Deadly floods, landslides in Indonesia and East Timor

Rescue workers evacuate people in an area affected by floods in Dili, East Timor, at the weekend....
Rescue workers evacuate people in an area affected by floods in Dili, East Timor, at the weekend. Photo: Reuters
Floods and landslides triggered by tropical cyclone Seroja in a cluster of islands in southeast Indonesia and East Timor have killed at least 76 people and displaced thousands, officials say.

There were 55 people dead and 40 missing in Indonesia's East Nusa Tenggara province, after the cyclone brought flash floods, landslides and strong winds amid heavy rain since the weekend, disaster agency BNPB said on Monday.

More than 400 people were evacuated and thousands more impacted, it said.

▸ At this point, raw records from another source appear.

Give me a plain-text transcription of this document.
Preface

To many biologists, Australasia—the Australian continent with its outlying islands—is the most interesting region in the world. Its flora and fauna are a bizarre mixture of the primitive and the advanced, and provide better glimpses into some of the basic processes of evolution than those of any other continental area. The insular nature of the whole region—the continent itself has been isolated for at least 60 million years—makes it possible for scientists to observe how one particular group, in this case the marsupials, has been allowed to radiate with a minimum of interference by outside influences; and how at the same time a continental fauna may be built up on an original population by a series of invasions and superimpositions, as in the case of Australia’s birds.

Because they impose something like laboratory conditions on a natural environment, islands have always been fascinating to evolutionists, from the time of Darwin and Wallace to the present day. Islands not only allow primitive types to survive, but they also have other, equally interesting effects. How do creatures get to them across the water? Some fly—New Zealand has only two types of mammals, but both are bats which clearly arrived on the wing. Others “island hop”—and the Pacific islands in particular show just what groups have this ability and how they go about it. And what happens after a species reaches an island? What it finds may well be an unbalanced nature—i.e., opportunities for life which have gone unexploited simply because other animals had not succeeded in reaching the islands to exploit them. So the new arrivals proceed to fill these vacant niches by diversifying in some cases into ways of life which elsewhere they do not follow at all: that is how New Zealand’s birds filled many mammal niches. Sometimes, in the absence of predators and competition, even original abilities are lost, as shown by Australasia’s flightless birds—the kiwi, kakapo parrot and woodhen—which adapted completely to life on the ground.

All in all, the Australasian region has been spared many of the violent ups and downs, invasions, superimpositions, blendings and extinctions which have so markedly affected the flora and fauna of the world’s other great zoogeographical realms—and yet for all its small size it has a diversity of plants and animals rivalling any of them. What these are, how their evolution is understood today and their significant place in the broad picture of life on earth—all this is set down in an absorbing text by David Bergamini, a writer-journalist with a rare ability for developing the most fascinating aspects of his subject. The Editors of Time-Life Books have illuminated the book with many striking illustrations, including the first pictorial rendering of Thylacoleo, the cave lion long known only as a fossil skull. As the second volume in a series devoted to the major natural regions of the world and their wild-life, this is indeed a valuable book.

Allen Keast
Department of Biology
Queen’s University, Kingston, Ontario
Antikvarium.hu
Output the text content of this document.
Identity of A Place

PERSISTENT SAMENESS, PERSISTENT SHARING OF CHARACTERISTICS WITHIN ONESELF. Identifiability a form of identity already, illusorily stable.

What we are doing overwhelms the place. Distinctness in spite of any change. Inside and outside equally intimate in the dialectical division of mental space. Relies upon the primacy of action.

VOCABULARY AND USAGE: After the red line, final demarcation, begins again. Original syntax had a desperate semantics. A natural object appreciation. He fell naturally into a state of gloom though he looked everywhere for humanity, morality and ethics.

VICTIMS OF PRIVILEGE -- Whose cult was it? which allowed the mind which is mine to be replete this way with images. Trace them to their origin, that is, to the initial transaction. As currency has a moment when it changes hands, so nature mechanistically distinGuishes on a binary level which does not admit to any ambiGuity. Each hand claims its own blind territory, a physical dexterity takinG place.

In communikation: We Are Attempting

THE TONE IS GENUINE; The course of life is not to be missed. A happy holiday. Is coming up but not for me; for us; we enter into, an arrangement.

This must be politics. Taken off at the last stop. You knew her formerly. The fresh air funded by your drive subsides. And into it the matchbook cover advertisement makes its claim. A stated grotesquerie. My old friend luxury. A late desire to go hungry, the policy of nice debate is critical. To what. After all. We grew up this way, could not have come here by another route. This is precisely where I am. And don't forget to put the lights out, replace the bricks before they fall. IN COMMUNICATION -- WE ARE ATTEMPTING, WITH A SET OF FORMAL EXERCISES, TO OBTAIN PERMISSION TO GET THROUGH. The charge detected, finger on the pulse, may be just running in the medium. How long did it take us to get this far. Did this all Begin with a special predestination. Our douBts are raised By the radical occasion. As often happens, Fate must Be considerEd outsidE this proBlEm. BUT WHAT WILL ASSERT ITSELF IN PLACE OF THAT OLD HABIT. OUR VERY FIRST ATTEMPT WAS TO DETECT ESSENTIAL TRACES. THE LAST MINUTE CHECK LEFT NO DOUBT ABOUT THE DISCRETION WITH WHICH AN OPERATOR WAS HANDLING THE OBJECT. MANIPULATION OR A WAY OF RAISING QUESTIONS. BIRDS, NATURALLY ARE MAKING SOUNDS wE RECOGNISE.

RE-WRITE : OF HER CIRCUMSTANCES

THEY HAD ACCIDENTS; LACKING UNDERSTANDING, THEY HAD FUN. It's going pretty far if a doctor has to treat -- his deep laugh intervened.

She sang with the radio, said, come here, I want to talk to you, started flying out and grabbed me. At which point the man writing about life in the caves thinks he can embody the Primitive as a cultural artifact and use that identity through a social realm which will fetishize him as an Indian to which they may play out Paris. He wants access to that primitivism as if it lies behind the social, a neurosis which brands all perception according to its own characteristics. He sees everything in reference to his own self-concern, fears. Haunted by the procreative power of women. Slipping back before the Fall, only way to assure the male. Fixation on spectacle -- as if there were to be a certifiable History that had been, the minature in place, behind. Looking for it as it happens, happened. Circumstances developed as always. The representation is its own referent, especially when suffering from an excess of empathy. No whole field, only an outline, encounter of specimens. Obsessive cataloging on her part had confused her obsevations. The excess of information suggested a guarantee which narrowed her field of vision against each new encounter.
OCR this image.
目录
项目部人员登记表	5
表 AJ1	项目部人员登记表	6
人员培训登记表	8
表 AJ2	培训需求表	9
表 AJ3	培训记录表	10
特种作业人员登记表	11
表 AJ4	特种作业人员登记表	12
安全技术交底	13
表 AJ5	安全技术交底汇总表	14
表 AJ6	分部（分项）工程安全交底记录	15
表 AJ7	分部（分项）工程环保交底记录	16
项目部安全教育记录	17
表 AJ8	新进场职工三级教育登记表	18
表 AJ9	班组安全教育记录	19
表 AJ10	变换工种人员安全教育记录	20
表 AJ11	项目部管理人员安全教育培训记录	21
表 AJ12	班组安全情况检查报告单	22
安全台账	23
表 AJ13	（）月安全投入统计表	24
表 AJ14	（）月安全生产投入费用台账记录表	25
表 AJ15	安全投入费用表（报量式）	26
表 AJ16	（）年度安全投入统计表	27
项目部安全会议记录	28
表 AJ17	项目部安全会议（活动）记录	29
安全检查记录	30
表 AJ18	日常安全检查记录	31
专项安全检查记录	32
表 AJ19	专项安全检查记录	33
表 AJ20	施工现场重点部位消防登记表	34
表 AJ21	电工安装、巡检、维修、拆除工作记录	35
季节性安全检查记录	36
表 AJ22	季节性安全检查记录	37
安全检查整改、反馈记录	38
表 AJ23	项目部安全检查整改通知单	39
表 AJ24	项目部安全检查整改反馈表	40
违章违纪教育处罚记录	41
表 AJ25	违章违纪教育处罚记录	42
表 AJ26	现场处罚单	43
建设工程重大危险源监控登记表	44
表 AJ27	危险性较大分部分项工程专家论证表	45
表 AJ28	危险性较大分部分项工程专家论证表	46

In East Timor, which shares the Timor island with Indonesia, 21 people were killed by landslides, flash floods and a falling tree, mostly in the capital Dili.

More than 1500 people were evacuated, Main Director of Civil Protection, Ismael da Costa Babo, told reporters.

Several bridges collapsed, trees fell and blocked some roads in Indonesia and at least one ship sank in high waves triggered by the cyclone, complicating search and rescue operations, BNPB said.

Agustinus Payong Boli, deputy head of the East Flores government, said rescuers halted evacuations because a storm was still raging and they needed heavy equipment.

In Lembata, where at least 20 people died, authorities feared bodies had been washed away.

"We are using rubber boats to find bodies at sea. In several villages, flash floods hit while people were sleeping," Thomas Ola Langoday, deputy head of Lembata district government, told Reuters by phone.

President Joko Widodo offered his condolences and urged residents to follow the direction from field officers during extreme weather.

"I have ordered for disaster relief efforts to be conducted quickly and well," he said in remarks streamed online.

Seroja hit the Savu sea southwest of Timor island in the early hours of Monday, Indonesia's weather agency said.

Within the next 24 hours, the cyclone's intensity could strengthen, bringing yet more rain, waves and winds, although it was moving away from Indonesia, the agency said.